For some time now I've been saying that right-wing ideology is not confirmed to 
a few, isolated groups in India, who can be dismissed by election results which 
elect in  a Congress government. The fact is that the ordinary Hindu walking 
the streets, not prone to any violence, not a member of any radical group can 
be a right-wing ideologue, embracing this idea of nationalism or at the very 
least sympathetic to the cause. There is now at least an acknowledgement that 
this phenomena exists and that it has found a voice on the Internet.

This in itself is not cause for concern. The Internet Hindu has a counterpart 
elsewhere; the talk show radio American and the tabloid Brit. If one listens to 
talk show America, which is the domain of Republican ideologues, one is 
immediately inclined to think that America is a rabidly racist country, whose 
idea of nationhood does not extend beyond blue-eyed and blond Americans. A 
similar trend of thought is echoed in Britain by tabloid newspapers who 
epitomise the mindset of a closed, insular society. These domains have quite a 
few features in common; they create a fear of outsiders, of anyone different, 
they claim to represent the nationalist point of view and they are drawn 
from what is traditionally the bulk of that homogenised group. It is 
disconcerting that the rise of this group in India, hails from the educated, 
middle-class section of society. This aspect is troubling and anomalous.

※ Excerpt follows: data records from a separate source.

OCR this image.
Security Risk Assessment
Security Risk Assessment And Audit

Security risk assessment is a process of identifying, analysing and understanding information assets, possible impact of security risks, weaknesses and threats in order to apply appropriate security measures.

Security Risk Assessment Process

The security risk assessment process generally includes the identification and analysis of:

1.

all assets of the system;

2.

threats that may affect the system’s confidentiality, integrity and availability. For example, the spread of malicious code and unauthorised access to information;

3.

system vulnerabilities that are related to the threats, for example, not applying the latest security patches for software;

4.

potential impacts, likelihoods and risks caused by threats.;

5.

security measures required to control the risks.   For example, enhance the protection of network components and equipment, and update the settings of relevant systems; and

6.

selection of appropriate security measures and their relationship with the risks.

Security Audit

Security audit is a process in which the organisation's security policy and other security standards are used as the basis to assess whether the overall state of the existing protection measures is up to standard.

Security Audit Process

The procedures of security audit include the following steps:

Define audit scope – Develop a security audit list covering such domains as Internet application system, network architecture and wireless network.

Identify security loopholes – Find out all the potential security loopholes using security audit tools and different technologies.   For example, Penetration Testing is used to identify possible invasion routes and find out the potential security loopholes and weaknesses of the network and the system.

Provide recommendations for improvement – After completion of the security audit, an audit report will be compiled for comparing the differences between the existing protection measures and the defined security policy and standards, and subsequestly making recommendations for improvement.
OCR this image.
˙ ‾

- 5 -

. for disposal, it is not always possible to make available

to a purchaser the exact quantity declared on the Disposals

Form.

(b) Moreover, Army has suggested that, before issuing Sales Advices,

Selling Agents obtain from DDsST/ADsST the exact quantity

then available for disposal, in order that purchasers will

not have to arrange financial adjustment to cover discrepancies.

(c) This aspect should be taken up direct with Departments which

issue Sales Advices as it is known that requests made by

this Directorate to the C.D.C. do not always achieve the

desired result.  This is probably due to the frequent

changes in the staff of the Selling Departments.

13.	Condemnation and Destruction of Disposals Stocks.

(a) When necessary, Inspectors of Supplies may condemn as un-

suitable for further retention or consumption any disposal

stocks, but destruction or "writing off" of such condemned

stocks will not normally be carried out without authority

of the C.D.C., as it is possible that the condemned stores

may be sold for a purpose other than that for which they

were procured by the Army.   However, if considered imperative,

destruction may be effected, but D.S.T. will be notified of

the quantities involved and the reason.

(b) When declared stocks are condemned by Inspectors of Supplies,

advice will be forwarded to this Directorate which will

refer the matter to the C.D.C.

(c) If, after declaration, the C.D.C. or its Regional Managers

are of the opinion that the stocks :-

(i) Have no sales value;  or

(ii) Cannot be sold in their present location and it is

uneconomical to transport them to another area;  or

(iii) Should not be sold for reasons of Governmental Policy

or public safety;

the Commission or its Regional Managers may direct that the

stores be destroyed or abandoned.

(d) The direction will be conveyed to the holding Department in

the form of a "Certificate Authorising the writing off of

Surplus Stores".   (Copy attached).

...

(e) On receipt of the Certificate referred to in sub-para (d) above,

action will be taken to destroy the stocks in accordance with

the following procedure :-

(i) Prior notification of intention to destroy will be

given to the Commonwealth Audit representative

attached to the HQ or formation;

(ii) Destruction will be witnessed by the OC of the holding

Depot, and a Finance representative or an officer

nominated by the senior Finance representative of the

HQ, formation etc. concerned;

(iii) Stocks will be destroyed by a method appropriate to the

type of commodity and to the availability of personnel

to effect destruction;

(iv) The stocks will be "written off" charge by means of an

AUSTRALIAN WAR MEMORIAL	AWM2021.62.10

These groups, as strong as they are in every society, find their bette-noire in 
the mainstream press and in the flood of liberal intellectuals that society 
generates. They are never eliminated, the only counter is to have their power 
neutered by counter-propaganda. The challenge for India is only this; that it 
must constantly be in the business of creating liberal intellectuals. That it 
must never muzzle the freedom to think and express. That it must invest heavily 
in an education with an emphasis on the liberal arts. Only by creating 
intellectual capital can there be coherence in our society.